Wednesday, January 16, 2013

Where Writers Write: Kathleen Rooney


Welcome to another installment of TNBBC's Where Writers Write!

Where Writers Write is a weekly series that will feature a different author every Wednesday as they showcase their writing spaces using short form essay, photos, and/or video. As a lover of books and all of the hard work that goes into creating them, I thought it would be fun to see where the authors roll up their sleeves and make the magic happen. 




This is Kathleen Rooney

She is a founding editor of Rose Metal Press, a nonprofit publisher of literary work in hybrid genres, and a founding member of Poems While You Wait, a three-person team of poets and their typewriters who compose commissioned poetry on demand. She is wearing a mustache in her author photo to celebrate the release of her sixth and latest book, Robinson Alone, a novel in poems based on the life and work of the poet Weldon Kees. She lives in Chicago with her husband, the writer Martin Seay. 

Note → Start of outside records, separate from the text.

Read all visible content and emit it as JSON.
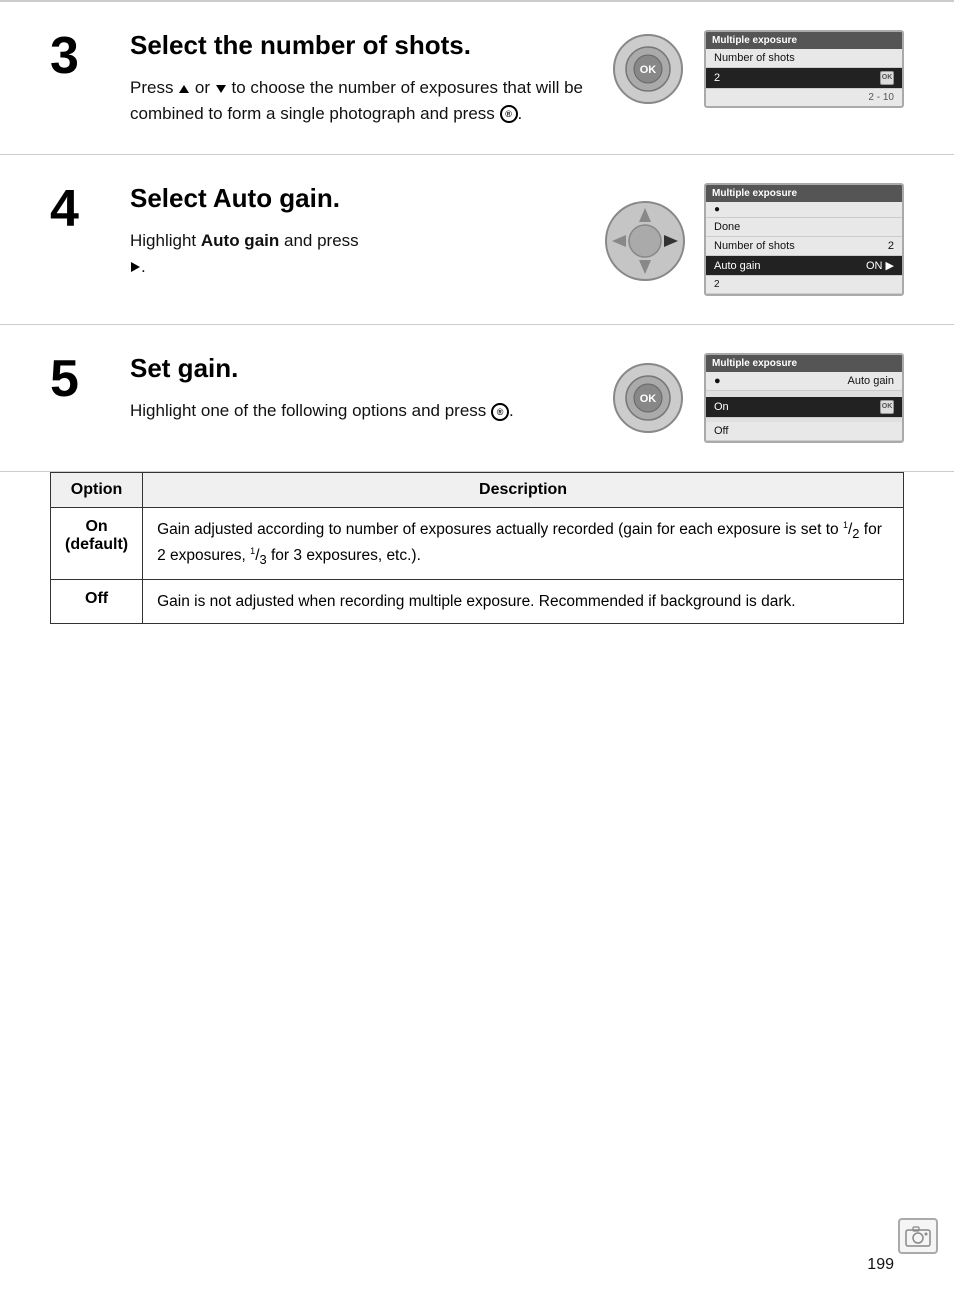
{
  "page": {
    "number": "199"
  },
  "section3": {
    "number": "3",
    "title": "Select the number of shots.",
    "body_part1": "Press ",
    "body_part2": " or ",
    "body_part3": " to choose the number of exposures that will be combined to form a single photograph and press ",
    "body_part4": ".",
    "screen": {
      "header": "Multiple exposure",
      "row1": "Number of shots",
      "value1": "2",
      "footer": "2 - 10"
    }
  },
  "section4": {
    "number": "4",
    "title_pre": "Select ",
    "title_bold": "Auto gain",
    "title_post": ".",
    "body_part1": "Highlight ",
    "body_bold": "Auto gain",
    "body_part2": " and press",
    "body_arrow": "▶",
    "body_part3": ".",
    "screen": {
      "header": "Multiple exposure",
      "row1": "Done",
      "row2": "Number of shots",
      "value2": "2",
      "row3": "Auto gain",
      "value3": "ON ▶"
    }
  },
  "section5": {
    "number": "5",
    "title": "Set gain.",
    "body_part1": "Highlight one of the following options and press ",
    "body_part2": ".",
    "screen": {
      "header": "Multiple exposure",
      "subheader": "Auto gain",
      "row1": "On",
      "row2": "Off"
    }
  },
  "table": {
    "col1_header": "Option",
    "col2_header": "Description",
    "rows": [
      {
        "option": "On\n(default)",
        "description": "Gain adjusted according to number of exposures actually recorded (gain for each exposure is set to ¹/₂ for 2 exposures, ¹/₃ for 3 exposures, etc.)."
      },
      {
        "option": "Off",
        "description": "Gain is not adjusted when recording multiple exposure. Recommended if background is dark."
      }
    ]
  }
}
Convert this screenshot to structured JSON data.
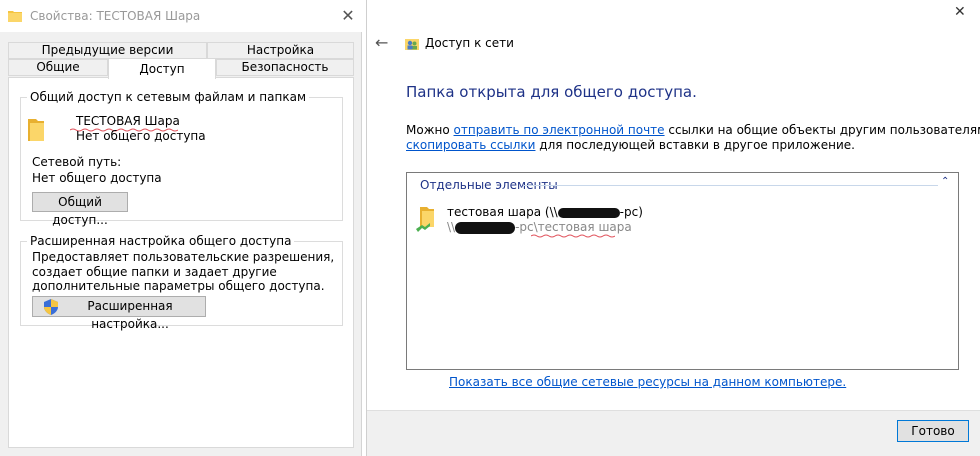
{
  "properties_dialog": {
    "title": "Свойства: ТЕСТОВАЯ Шара",
    "close_glyph": "✕",
    "tabs_row1": [
      "Предыдущие версии",
      "Настройка"
    ],
    "tabs_row2": [
      "Общие",
      "Доступ",
      "Безопасность"
    ],
    "active_tab": "Доступ",
    "sharing_group": {
      "title": "Общий доступ к сетевым файлам и папкам",
      "share_name": "ТЕСТОВАЯ Шара",
      "share_status": "Нет общего доступа",
      "network_path_label": "Сетевой путь:",
      "network_path_value": "Нет общего доступа",
      "share_button": "Общий доступ..."
    },
    "advanced_group": {
      "title": "Расширенная настройка общего доступа",
      "description": "Предоставляет пользовательские разрешения, создает общие папки и задает другие дополнительные параметры общего доступа.",
      "advanced_button": "Расширенная настройка..."
    }
  },
  "wizard": {
    "close_glyph": "✕",
    "back_glyph": "←",
    "title": "Доступ к сети",
    "heading": "Папка открыта для общего доступа.",
    "line1_prefix": "Можно ",
    "line1_link": "отправить по электронной почте",
    "line1_suffix": " ссылки на общие объекты другим пользователям или",
    "line2_link": "скопировать ссылки",
    "line2_suffix": " для последующей вставки в другое приложение.",
    "items_header": "Отдельные элементы",
    "collapse_glyph": "⌃",
    "item_name_prefix": "тестовая шара (\\\\",
    "item_name_suffix": "-pc)",
    "item_path_prefix": "\\\\",
    "item_path_suffix": "-pc\\тестовая шара",
    "show_all_link": "Показать все общие сетевые ресурсы на данном компьютере.",
    "done_button": "Готово"
  },
  "colors": {
    "accent_blue": "#1e3287",
    "link_blue": "#0055cc",
    "folder_yellow": "#f5c542",
    "squiggle_red": "#e0505a"
  }
}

Where Kathleen Rooney Writes



Earlier this spring, I read Edna Ferber’s novel So Big, which won the Pulitzer Prize in 1925. In it, Ferber has the unhappy and unlikeable title character Dirk “So Big” DeJong, during his soon-to-be-abandoned studies to become an architect, express his distaste for the type of structure in which I have my writing space:  

His contempt for local architecture was now complete. Especially did he hold forth on the subject of the apartment-houses that were mushrooming on every street in Chicago from Hyde Park on the south to Evanston on the north. Chicago was always very elegant in speaking of these; never called them ‘flats’; always apartments. In front of each of these (there were usually six to a building), was stuck a little glass-enclosed cubicle known as a sun parlour. In these (sometimes you heard them spoken of, grandly, as solariums) Chicago dwellers took refuge from the leaden skies, the heavy lake atmosphere, the gray mist and fog and smoke that so frequently swathed the city in gloom. They were done in yellow or rose cretonnes. Silk lampshades glowed therein, and flower-laden boxes. In these frank little boxes, Chicago read its paper, sewed, played bridge, even ate its breakfast. It never pulled down the shades.




Unlike Dirk—whose opinion Ferber clearly intends for the reader to disagree with—I love my solarium on the third and top floor, even when it’s not sunny. Rainarium, windarium, cloudarium, snowarium—this room is my favorite place to write.